Sunday, March 13, 2016

Grief Denied

.

I was married in 1978. A little over six months later, we were expecting. About five months after that, right after finding out we were expecting twins, the two boys were born premature and died. I was 24 and my wife was 20. I was young and immature.

In some ways, the experience seemed in slow motion yet it happened very fast. The doctors unsuccessfully tried to stop labor. I remember going into the delivery room and soon there were two tiny lifeless bodies on my wife's lap. And way too soon, they were gone.

Soon a nurse had a paper to sign. I was relieved as there wouldn't be the cost of a funeral and they would take care of the bodies. This was my first big mistake. I had no idea how valuable a funeral would have been.

The second big mistake I made was thinking that because we were Christians, we had to show strength. Tears and sadness would somehow have conveyed that we didn't trust God, so I didn't allow my wife or myself to grieve.

Being young and immature, I didn't know what I didn't know. It seems like it would have been nice for someone with some years behind them to have stepped in and provided some wisdom but it's not anyone else's fault that it didn't happen.

Because I didn't allow my wife to grieve, that pain stayed inside. It hurt her in ways I don't know about. It probably still does.

I know there is nothing I can do to reverse the hurt caused by these mistakes.

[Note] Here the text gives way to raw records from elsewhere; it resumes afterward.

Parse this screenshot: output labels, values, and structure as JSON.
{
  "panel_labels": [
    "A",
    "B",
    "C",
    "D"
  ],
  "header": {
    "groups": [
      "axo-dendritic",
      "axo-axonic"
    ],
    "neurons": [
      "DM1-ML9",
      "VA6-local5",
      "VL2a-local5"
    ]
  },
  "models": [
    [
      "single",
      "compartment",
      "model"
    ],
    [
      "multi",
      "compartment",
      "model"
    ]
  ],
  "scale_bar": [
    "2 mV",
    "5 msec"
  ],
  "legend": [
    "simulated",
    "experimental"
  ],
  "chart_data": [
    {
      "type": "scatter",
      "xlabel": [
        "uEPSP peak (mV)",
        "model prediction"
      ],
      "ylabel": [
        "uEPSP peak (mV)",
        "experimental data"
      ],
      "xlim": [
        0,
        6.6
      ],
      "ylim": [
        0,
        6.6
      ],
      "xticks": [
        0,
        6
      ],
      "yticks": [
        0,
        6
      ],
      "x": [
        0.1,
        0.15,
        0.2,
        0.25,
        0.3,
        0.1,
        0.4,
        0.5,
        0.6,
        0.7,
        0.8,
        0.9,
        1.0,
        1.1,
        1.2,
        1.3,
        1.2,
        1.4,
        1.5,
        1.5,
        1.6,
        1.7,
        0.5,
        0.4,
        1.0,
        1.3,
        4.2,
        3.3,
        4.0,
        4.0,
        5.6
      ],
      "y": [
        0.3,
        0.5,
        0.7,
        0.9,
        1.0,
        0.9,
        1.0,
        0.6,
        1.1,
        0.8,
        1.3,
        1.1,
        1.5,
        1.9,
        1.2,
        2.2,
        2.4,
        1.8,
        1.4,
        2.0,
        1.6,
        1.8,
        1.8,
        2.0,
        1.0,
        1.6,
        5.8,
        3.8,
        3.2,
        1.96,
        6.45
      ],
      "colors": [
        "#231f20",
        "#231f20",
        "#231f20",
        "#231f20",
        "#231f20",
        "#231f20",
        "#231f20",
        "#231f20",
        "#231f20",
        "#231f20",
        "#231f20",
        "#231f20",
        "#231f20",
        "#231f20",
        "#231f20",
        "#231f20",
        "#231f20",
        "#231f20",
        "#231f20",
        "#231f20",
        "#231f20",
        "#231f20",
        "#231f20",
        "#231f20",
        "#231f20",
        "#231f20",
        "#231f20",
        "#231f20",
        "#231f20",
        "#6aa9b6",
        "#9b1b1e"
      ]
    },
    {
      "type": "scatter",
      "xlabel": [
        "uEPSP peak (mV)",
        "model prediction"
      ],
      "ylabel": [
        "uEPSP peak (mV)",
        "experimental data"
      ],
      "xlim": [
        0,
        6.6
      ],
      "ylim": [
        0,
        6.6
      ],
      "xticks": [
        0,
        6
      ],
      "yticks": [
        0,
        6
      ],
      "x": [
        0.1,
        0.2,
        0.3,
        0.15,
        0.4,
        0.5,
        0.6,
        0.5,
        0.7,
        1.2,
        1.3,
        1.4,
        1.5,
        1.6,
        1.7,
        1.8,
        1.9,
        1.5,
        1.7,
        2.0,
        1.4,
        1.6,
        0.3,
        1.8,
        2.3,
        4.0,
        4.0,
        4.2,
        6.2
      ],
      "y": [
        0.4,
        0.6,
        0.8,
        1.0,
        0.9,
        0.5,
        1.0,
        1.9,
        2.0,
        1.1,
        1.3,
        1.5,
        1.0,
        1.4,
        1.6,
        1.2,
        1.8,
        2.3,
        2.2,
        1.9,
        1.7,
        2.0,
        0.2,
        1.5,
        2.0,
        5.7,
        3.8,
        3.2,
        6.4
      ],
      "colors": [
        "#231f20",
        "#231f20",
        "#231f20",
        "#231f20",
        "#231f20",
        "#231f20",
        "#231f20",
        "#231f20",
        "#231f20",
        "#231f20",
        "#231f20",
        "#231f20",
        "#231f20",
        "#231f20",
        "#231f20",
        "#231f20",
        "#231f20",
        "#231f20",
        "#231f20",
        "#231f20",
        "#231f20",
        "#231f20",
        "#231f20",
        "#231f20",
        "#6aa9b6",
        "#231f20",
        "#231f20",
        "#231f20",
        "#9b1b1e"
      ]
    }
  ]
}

And there are plenty more that followed. I think everyone of us can probably look back and see the wake of damage done by our foolishness, stupidity, stubbornness or lack of experience. The really honest person doesn't have to look far as they see what they did yesterday.

Sometimes we can fix or at least make amends for what we have done; sometimes not. And sometimes, in this broken world, it just goes from bad to worse.